All we can do is hope for a high bin GPU if you care about that sort of thing. Perhaps even a card with Samsung memory so you can comfortably go over the 2GHz mark.
Fiji is also a behemoth. The chip is huge. The PCB is smaller because of the HBM but don't confuse the HBM technology with a small die.
Another fact of note is that the Fury X probably has more potential to improve with driver updates.
Both overclocked, no added voltage. TPU review
Or one where the Fury X beats the stock 980ti (Guru 3D). Notice the out of the box performance of the custom card. As far as the reviews go - AMD won't allow custom Fury X cards.
Sure, the Fury X wins at some titles but the reviews (or is it mass conspiracy) all point to 980ti being the better card because it's allowed to be 'pimped' by the AIB's. If Fury X wins/draws/loses (really depends on reviews) it's close with a stock 980ti. But add the 20% a lot of cards get (1400+ boost) and it's clear what the better gaming choice is.
But like I said, feel free to buy Fury X.
As for the driver argument - sure, it'll get better but we know Nvidia can up the game too. Please don't label me a fan boy - too old for that and I'll buy what suits my needs. I'm unhappy with Fury X's limited hardware potential, i.e - no custom versions.
As to being a fanboy, i actually planned on buying a Fury X for my upgrade. Like @the54thvoid I too am way too old for that immature BS. Then when I saw who the winner was (it doesn't matter if the 980Ti is only marginally the winner, it's still the winner), I was going to get the 980Ti. I have now decided to sit by and wait the next generation from each camp.

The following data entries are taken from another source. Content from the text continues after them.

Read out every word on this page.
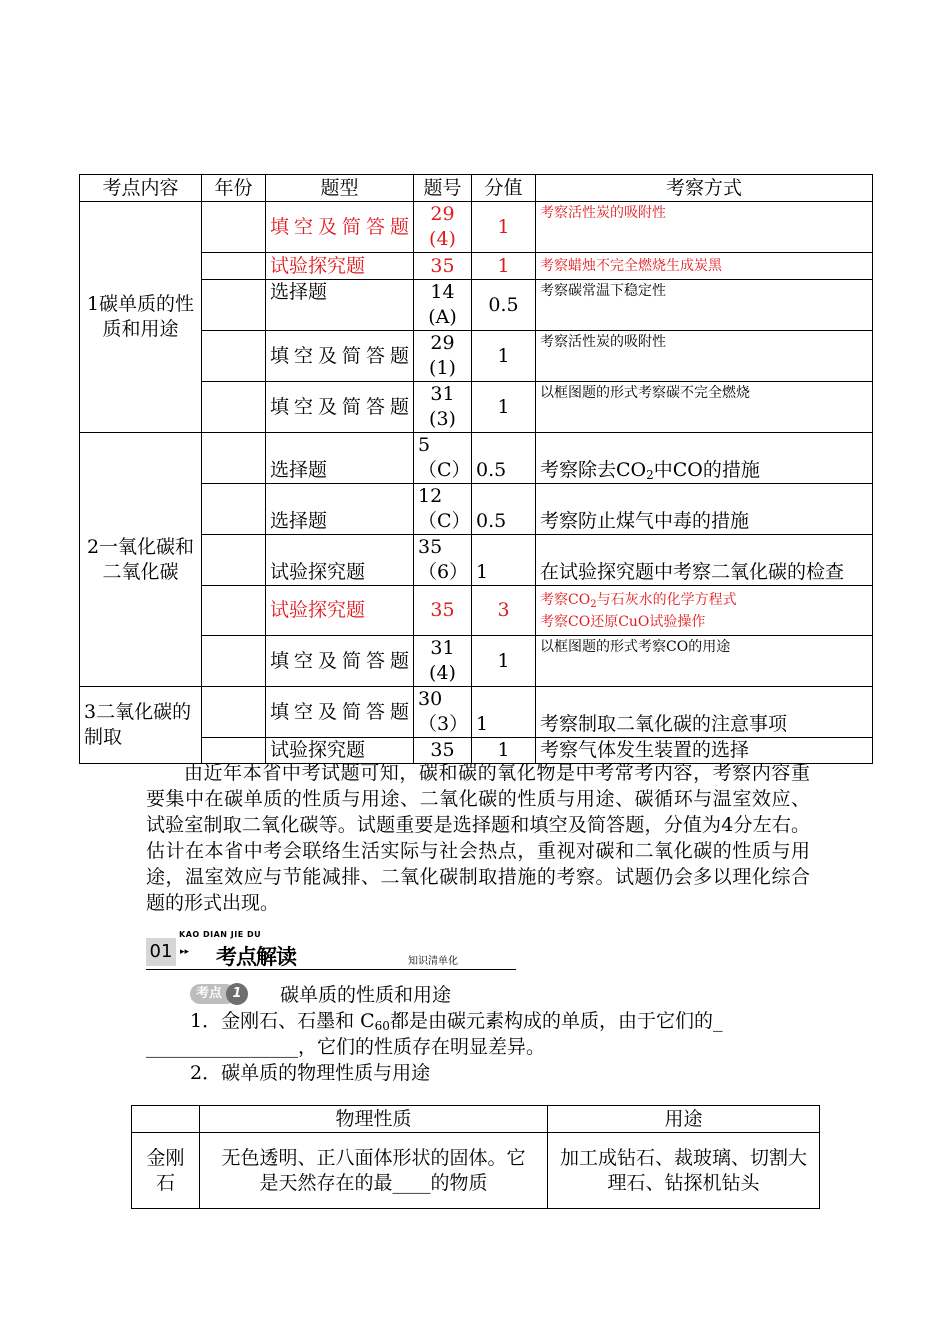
考点内容	年份	题型	题号	分值	考察方式
1碳单质的性质和用途		填空及简答题	29(4)	1	考察活性炭的吸附性
		试验探究题	35	1	考察蜡烛不完全燃烧生成炭黑
		选择题	14(A)	0.5	考察碳常温下稳定性
		填空及简答题	29(1)	1	考察活性炭的吸附性
		填空及简答题	31(3)	1	以框图题的形式考察碳不完全燃烧
2一氧化碳和二氧化碳		选择题	5（C）	0.5	考察除去$CO_2$中CO的措施
		选择题	12（C）	0.5	考察防止煤气中毒的措施
		试验探究题	35（6）	1	在试验探究题中考察二氧化碳的检查
		试验探究题	35	3	考察$CO_2$与石灰水的化学方程式
考察CO还原CuO试验操作
		填空及简答题	31(4)	1	以框图题的形式考察CO的用途
3二氧化碳的制取		填空及简答题	30（3）	1	考察制取二氧化碳的注意事项
		试验探究题	35	1	考察气体发生装置的选择

由近年本省中考试题可知，碳和碳的氧化物是中考常考内容，考察内容重要集中在碳单质的性质与用途、二氧化碳的性质与用途、碳循环与温室效应、试验室制取二氧化碳等。试题重要是选择题和填空及简答题，分值为4分左右。估计在本省中考会联络生活实际与社会热点，重视对碳和二氧化碳的性质与用途，温室效应与节能减排、二氧化碳制取措施的考察。试题仍会多以理化综合题的形式出现。

KAO DIAN JIE DU
01 ▸▸ 考点解读	知识清单化
考点 1	碳单质的性质和用途

1．金刚石、石墨和 $C_{60}$都是由碳元素构成的单质，由于它们的_

________________，它们的性质存在明显差异。

2．碳单质的物理性质与用途

	物理性质	用途
金刚石	无色透明、正八面体形状的固体。它是天然存在的最____的物质	加工成钻石、裁玻璃、切割大理石、钻探机钻头
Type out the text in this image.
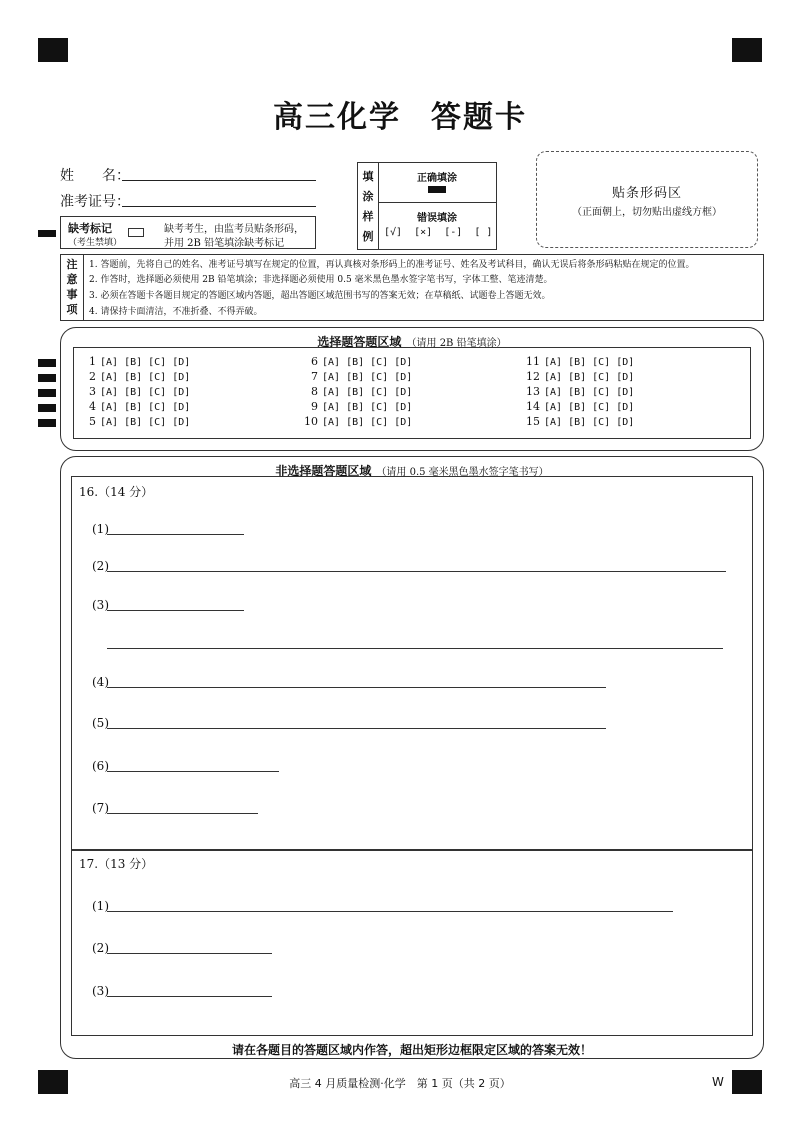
高三化学 答题卡
姓　　名：
准考证号：
缺考标记
（考生禁填）
缺考考生，由监考员贴条形码，
并用 2B 铅笔填涂缺考标记
填
涂
样
例
正确填涂
错误填涂
[√] [×] [-] [ ]
贴条形码区
（正面朝上，切勿贴出虚线方框）
注
意
事
项
1. 答题前，先将自己的姓名、准考证号填写在规定的位置，再认真核对条形码上的准考证号、姓名及考试科目，确认无误后将条形码粘贴在规定的位置。
2. 作答时，选择题必须使用 2B 铅笔填涂；非选择题必须使用 0.5 毫米黑色墨水签字笔书写，字体工整、笔迹清楚。
3. 必须在答题卡各题目规定的答题区域内答题，超出答题区域范围书写的答案无效；在草稿纸、试题卷上答题无效。
4. 请保持卡面清洁，不准折叠、不得弄破。
选择题答题区域 （请用 2B 铅笔填涂）
1 [A] [B] [C] [D]
2 [A] [B] [C] [D]
3 [A] [B] [C] [D]
4 [A] [B] [C] [D]
5 [A] [B] [C] [D]
6 [A] [B] [C] [D]
7 [A] [B] [C] [D]
8 [A] [B] [C] [D]
9 [A] [B] [C] [D]
10 [A] [B] [C] [D]
11 [A] [B] [C] [D]
12 [A] [B] [C] [D]
13 [A] [B] [C] [D]
14 [A] [B] [C] [D]
15 [A] [B] [C] [D]
非选择题答题区域 （请用 0.5 毫米黑色墨水签字笔书写）
请在各题目的答题区域内作答，超出矩形边框限定区域的答案无效！
16.（14 分）
(1)
(2)
(3)
(4)
(5)
(6)
(7)
17.（13 分）
(1)
(2)
(3)
高三 4 月质量检测·化学　第 1 页（共 2 页）	W
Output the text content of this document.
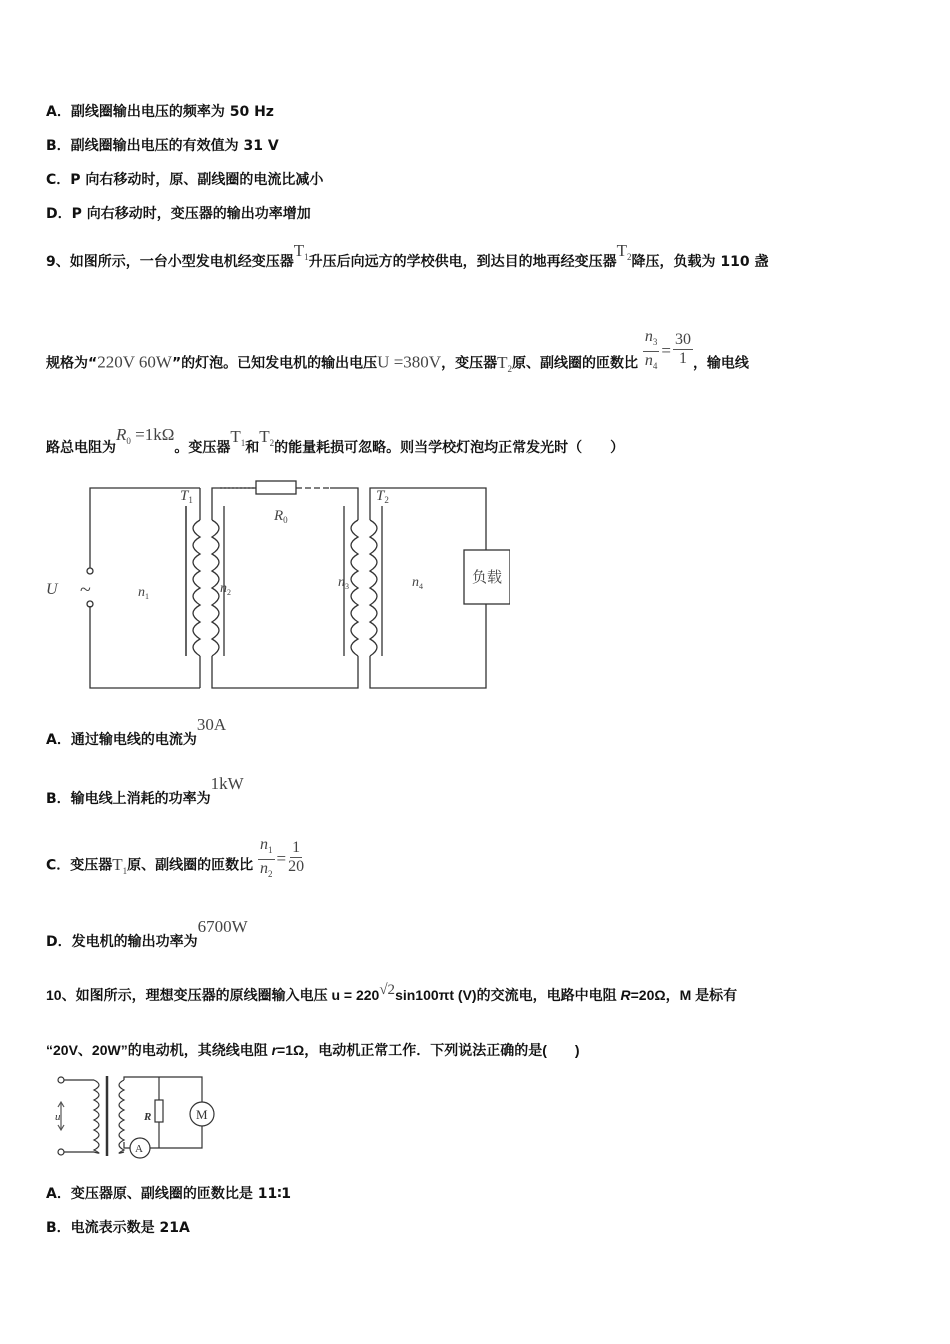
A．副线圈输出电压的频率为 50 Hz
B．副线圈输出电压的有效值为 31 V
C．P 向右移动时，原、副线圈的电流比减小
D．P 向右移动时，变压器的输出功率增加
9、如图所示，一台小型发电机经变压器$T_1$升压后向远方的学校供电，到达目的地再经变压器$T_2$降压，负载为 110 盏
规格为“220V 60W”的灯泡。已知发电机的输出电压U =380V，变压器$T_2$原、副线圈的匝数比 $\frac{n_3}{n_4} = \frac{30}{1}$ ，输电线
路总电阻为$R_0 =1k\Omega$。变压器$T_1$和$T_2$的能量耗损可忽略。则当学校灯泡均正常发光时（　　）
$T_1$	$T_2$
$R_0$
U ~	$n_1$
$n_2$
$n_3$	$n_4$
负载
A．通过输电线的电流为30A
B．输电线上消耗的功率为1kW
C．变压器$T_1$原、副线圈的匝数比 $\frac{n_1}{n_2} = \frac{1}{20}$
D．发电机的输出功率为6700W
10、如图所示，理想变压器的原线圈输入电压 u = 220√2sin100πt (V)的交流电，电路中电阻 R=20Ω，M 是标有
“20V、20W”的电动机，其绕线电阻 r=1Ω，电动机正常工作．下列说法正确的是(　　)
u	R	M
A
A．变压器原、副线圈的匝数比是 11∶1
B．电流表示数是 21A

This allows me to neutrally observe which card is better. It might offend some people, but that's the fact. However, does it matter? Nope, not at all, because they are both good cards and both more than most people need.
One point that you might not be considering is that many people don't overclock their cards. I for one am through with overclocking and run all stock rigs these days so your 20% boost doesn't apply to me or many others for that matter.